Brown, a libertarian who has run for local office several times in Canada, places ultimate value on the sanctity of both property and capital transactions. The bulk of his argument is that as long as women’s “property” (their bodies) are respected, they should feel free to sell or rent it as they like, to whomever they like, without regulation. And because sex is a sacred activity, and churches are not taxed, sex should not be taxed either.
Though I may not agree that the current punitive stance of the law toward prostitution is working, it’s hard to be convinced by any of Brown’s arguments. A reader with a modicum of emotional discernment will see the impossibility of Brown’s utopia.
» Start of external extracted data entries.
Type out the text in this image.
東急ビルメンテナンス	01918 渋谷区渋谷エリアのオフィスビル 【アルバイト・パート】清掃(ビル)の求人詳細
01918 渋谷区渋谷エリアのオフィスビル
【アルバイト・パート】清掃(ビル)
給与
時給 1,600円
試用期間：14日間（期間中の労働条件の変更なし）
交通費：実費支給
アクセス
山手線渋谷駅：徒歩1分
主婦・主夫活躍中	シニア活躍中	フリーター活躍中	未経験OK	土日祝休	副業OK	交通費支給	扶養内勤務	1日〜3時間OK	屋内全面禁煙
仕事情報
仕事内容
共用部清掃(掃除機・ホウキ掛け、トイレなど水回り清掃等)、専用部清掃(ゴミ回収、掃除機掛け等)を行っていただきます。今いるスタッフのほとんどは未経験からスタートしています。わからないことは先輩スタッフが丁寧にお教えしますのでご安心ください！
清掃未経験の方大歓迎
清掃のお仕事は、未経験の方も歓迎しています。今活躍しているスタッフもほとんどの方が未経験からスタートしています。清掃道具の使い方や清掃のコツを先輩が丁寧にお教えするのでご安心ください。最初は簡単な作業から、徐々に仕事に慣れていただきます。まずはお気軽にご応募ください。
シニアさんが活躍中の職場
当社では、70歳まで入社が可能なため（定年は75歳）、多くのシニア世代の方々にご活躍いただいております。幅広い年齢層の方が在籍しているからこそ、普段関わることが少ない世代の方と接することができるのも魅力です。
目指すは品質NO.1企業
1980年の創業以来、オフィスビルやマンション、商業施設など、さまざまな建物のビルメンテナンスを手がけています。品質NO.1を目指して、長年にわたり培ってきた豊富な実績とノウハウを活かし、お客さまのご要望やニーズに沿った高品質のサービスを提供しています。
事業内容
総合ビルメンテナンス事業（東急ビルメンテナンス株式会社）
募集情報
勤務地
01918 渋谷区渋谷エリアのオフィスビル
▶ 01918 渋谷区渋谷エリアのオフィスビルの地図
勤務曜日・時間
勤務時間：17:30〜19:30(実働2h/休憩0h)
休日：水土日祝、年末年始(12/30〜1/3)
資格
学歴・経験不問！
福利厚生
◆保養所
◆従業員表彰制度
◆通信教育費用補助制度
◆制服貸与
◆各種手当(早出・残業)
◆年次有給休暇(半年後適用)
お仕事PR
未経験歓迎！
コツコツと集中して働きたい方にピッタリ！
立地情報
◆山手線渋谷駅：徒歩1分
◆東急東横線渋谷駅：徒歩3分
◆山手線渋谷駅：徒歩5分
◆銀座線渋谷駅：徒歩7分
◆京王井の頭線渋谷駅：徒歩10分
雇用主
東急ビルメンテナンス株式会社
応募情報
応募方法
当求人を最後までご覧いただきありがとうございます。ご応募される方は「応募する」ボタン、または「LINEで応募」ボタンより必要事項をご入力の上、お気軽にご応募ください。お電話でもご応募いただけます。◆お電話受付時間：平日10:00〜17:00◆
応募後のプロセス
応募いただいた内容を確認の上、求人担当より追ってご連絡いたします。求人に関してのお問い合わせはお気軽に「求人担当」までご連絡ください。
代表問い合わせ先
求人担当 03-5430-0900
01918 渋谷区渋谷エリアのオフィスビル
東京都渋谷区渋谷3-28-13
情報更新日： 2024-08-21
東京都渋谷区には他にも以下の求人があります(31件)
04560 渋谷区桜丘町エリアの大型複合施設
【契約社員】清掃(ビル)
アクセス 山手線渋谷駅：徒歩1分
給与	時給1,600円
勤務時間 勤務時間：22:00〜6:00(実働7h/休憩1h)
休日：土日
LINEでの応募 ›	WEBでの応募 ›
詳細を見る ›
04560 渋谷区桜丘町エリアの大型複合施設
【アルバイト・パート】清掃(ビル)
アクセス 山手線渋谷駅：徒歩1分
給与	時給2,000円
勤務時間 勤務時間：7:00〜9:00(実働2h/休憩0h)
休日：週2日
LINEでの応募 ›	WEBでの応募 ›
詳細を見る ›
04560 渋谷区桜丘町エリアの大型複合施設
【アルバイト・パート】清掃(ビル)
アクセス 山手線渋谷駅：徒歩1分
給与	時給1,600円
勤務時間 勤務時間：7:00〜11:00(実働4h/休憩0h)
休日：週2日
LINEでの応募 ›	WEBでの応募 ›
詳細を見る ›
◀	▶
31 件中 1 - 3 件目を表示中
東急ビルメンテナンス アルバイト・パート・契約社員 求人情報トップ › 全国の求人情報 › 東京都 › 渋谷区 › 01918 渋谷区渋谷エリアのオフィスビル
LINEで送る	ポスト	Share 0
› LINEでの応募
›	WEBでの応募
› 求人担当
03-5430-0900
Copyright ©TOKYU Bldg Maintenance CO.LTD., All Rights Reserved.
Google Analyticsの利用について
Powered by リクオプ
The woman at the hat shop’s coworkers won’t cease to feel jealous simply because they may be able to buy sex (instead of paying for dinner and a movie and hoping for sex). As the end of Paying For It alludes to, but doesn’t exactly address, sex is not the only, or even always the most important, exchange between couples, and most people are (eventually, at least) looking for something more. Paying for sex won’t make relationships much clearer or simpler for anyone other than those few, like Brown, who seem to have trouble making emotional connections to begin with.
Still, Paying For It is a deeply engaging memoir. It is in no way seductive, but watching Brown struggle with his relationship issues, and then work his way through to a singularly interesting solution that suits him, is admirable. It’s also incredibly engaging. And Brown is a great storyteller, and interesting artist, and great with details. He encouraged the friends of his who appear in the book to offer notes on their scenes (only one takes him up on it), and he provides extensive dates, marginalia, explanations and end notes, enough to satisfy the general reader of the book’s veracity. More importantly, it feels true because it’s too strange not to be.
Curiously, by the end of the book, Brown’s personal situation reads like a counterweight to his political arguments. He ends up in an ongoing monogamous relationship again, with a prostitute named Denise, who has apparently given up all her other clients (though he still pays her, specifically for the sex). This brings up a number of pertinent questions: is Brown paying enough to make up for all of Denise’s lost wages? Has Denise semi-retired (and if so, why was prostitution no longer working for her)? And why is Brown, who has argued so strongly for the freedom to shop around sexually, decided to sleep with only one woman, in a (simulated?) committed relationship? There are indications here that the prostitution Brown engaged in was more of a temporary solution, and not the ideal that Brown argues. Certainly, there are draws to monogamy that still hold their appeal for both Brown and Denise. Unfortunately, these complications are never brought up.